Estou a chegar a uma idade em que especo demasiado tempo junto aos miúdos. É uma idade que não se caracteriza pelos anos que passaram, mas pela circunstância de ter a carteira mais composta que o coração, porque os amigos de sempre não emigraram comigo, os que chegaram há menos tempo não ficaram, quiseram descobrir-se noutro lugar. Nesta realidade, a possibilidade deu lugar ao concreto, mas o concreto é aborrecido, parvo e solitário. Talvez todos tenham passado por isto, no mundo dos adultos; agora que por aqui me instalei definitivamente, sucumbo à inevitabilidade deste sentimento, como um cão que ladra um bocado na rua a um desconhecido e desiste por tédio.
Os miúdos carregam uma luz muito própria, porquanto, não obstante a indisponibilidade dos pais, a incompetência das escolas, a inação da classe política, têm no bolso um pincel que nós adultos perdemos com a responsabilidade. Depois, graúdos, apagam-se e voltam a acender-se apenas na velhice. Os que lá chegam vivos e sãos são livros feitos de carne, resposta em forma de pessoa.
Uma avó sofre como nós, numa tarde de domingo tempestuosa, mas encontra um gozo único ao equilibrar o açúcar da mousse para agradar à filha que insiste na boa nutrição e aos netos que precisam de um gostinho mais adocicado. Não acertará todas as vezes, mas os seus pratos serão, para todo o sempre, a melhor coisa deste mundo. Eu viajarei, mas não encontrarei nada melhor. Ela sabe-o bem. Pelo sim pelo não, relembramo-la. Nem sempre com palavras, porque as palavras cansam, são limitadas. Às vezes com presença, só. O mais bonito dos tesouros.

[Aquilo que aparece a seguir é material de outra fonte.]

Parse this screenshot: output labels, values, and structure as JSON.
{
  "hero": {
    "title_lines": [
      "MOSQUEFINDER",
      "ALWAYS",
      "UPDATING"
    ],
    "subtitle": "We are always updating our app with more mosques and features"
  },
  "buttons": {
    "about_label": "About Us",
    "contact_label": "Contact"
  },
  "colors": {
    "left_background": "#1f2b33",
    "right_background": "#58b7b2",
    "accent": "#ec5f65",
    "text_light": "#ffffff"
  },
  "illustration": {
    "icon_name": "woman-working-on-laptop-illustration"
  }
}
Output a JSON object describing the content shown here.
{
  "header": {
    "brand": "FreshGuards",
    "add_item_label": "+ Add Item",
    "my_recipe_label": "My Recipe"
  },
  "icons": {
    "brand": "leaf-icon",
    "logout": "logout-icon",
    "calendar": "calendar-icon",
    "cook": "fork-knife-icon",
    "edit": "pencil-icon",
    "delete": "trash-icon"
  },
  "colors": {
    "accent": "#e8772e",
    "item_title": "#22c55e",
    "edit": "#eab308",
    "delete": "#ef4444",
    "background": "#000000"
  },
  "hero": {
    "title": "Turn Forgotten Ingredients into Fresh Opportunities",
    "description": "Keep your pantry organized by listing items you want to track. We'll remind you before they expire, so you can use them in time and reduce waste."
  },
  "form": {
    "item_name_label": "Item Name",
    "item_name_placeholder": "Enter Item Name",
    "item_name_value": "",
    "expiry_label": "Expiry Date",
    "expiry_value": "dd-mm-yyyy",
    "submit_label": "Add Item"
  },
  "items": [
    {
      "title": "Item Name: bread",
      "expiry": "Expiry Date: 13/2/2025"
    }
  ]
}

Um avô é uma panóplia de histórias, são vários países à mesa, é falante de um dialeto especial feito de hipérbatos. É portador de esperança. É impossível olhar para ele sem admirá-lo, desejar que tenhamos uma vida com pelo menos metade do afeto que ele entregou, metade da criatividade, metade do carisma. Eu julgo que deviam renomear o parque em nome dele. Quando ainda conduzia, ele fazia os vizinhos tão felizes. Acho que ainda se lembra disto. Queria que se lembrasse pelo menos mais um ano das coisas. Mais dois de nós.
Os meus desejos para o novo ano são simples: que nenhuma doença roube o brilho de ninguém, se distribua mais carinho, se façam novas pontes, se fortaleçam as antigas. Que saibamos cuidar dos velhos. Apreciar a vida.